The Small Company, Big Business Success Factors
In addition to the UQ list, I have a few factors of my own that come from my own (expensive) experience.
Your Circle of Control
When faced with a crisis such as COVID-19, it is so easy to be overwhelmed. Our minds trigger the fight or flight response, and we can be incapable of making decisions – let alone sensible ones. It is vital to remain focused on our Circle of Control – the things we can actually do ourselves to improve our situation. Identify and concentrate on those actions, because this is where we need to be spending our time and emotional energy.
Every business should have a basic Risk Management plan in place. We need to contemplate & develop:
- things that could go wrong,
- what would happen if they did go wrong,
- how we can help prevent them happening, and
- what to do if the worst does happen.
It doesn’t have to be complex, and you won’t be spot-on all the time, but some preparation is infinitely better than none. Having a Risk Management Plan allowed us to go through a flood with minimal damage and disruption.
Difficult, I know. But that doesn’t mean that you don’t at least try to accumulate some cash for a rainy day. The average Australian Small Business has sufficient cash reserves for 27 days, and the consequences are clearly showing during this crisis.

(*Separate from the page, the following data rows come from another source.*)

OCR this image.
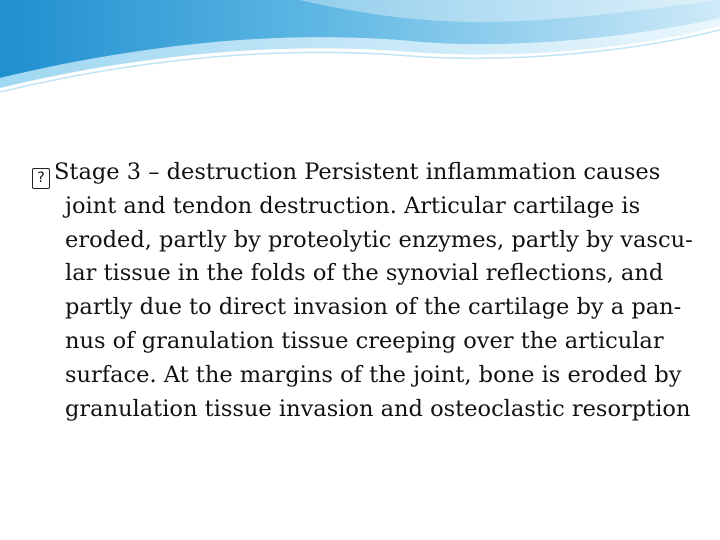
? Stage 3 – destruction Persistent inflammation causes joint and tendon destruction. Articular cartilage is eroded, partly by proteolytic enzymes, partly by vascu- lar tissue in the folds of the synovial reflections, and partly due to direct invasion of the cartilage by a pan- nus of granulation tissue creeping over the articular surface. At the margins of the joint, bone is eroded by granulation tissue invasion and osteoclastic resorption
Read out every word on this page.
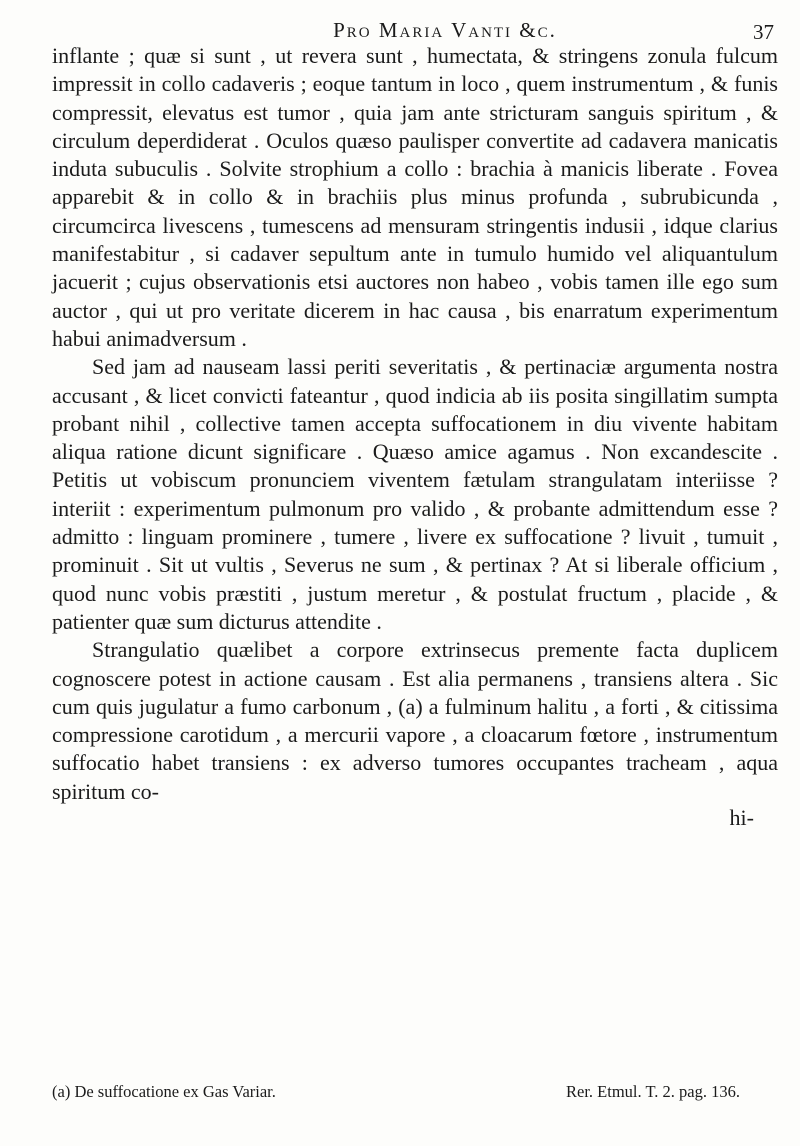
Pro Maria Vanti &c.	37

inflante ; quæ si sunt , ut revera sunt , humectata, & stringens zonula fulcum impressit in collo cadaveris ; eoque tantum in loco , quem instrumentum , & funis compressit, elevatus est tumor , quia jam ante stricturam sanguis spiritum , & circulum deperdiderat . Oculos quæso paulisper convertite ad cadavera manicatis induta subuculis . Solvite strophium a collo : brachia à manicis liberate . Fovea apparebit & in collo & in brachiis plus minus profunda , subrubicunda , circumcirca livescens , tumescens ad mensuram stringentis indusii , idque clarius manifestabitur , si cadaver sepultum ante in tumulo humido vel aliquantulum jacuerit ; cujus observationis etsi auctores non habeo , vobis tamen ille ego sum auctor , qui ut pro veritate dicerem in hac causa , bis enarratum experimentum habui animadversum .

Sed jam ad nauseam lassi periti severitatis , & pertinaciæ argumenta nostra accusant , & licet convicti fateantur , quod indicia ab iis posita singillatim sumpta probant nihil , collective tamen accepta suffocationem in diu vivente habitam aliqua ratione dicunt significare . Quæso amice agamus . Non excandescite . Petitis ut vobiscum pronunciem viventem fætulam strangulatam interiisse ? interiit : experimentum pulmonum pro valido , & probante admittendum esse ? admitto : linguam prominere , tumere , livere ex suffocatione ? livuit , tumuit , prominuit . Sit ut vultis , Severus ne sum , & pertinax ? At si liberale officium , quod nunc vobis præstiti , justum meretur , & postulat fructum , placide , & patienter quæ sum dicturus attendite .

Strangulatio quælibet a corpore extrinsecus premente facta duplicem cognoscere potest in actione causam . Est alia permanens , transiens altera . Sic cum quis jugulatur a fumo carbonum , (a) a fulminum halitu , a forti , & citissima compressione carotidum , a mercurii vapore , a cloacarum fœtore , instrumentum suffocatio habet transiens : ex adverso tumores occupantes tracheam , aqua spiritum co-

hi-
(a) De suffocatione ex Gas Variar.	Rer. Etmul. T. 2. pag. 136.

The Single Client Portfolio
This is having all your eggs in one basket. If your one client disappears, so does your business. As a startup, having just one client may be a godsend, but aim to add more as you grow.
Be (reliably) informed
It’s critically important during this crisis to be reliably informed, but it’s always important. Watch the ABC or other credible news sources. Be aware of what’s happening in the economy, in markets, in the world. Facebook etc. are not reliable news sources.
For some businesses caught in the COVID19 headlights, the damage will have been too great. For so many others though, there are opportunities. Be Adaptive, be Proactive, concentrate on your Circle of Control, and start your planning for the other side.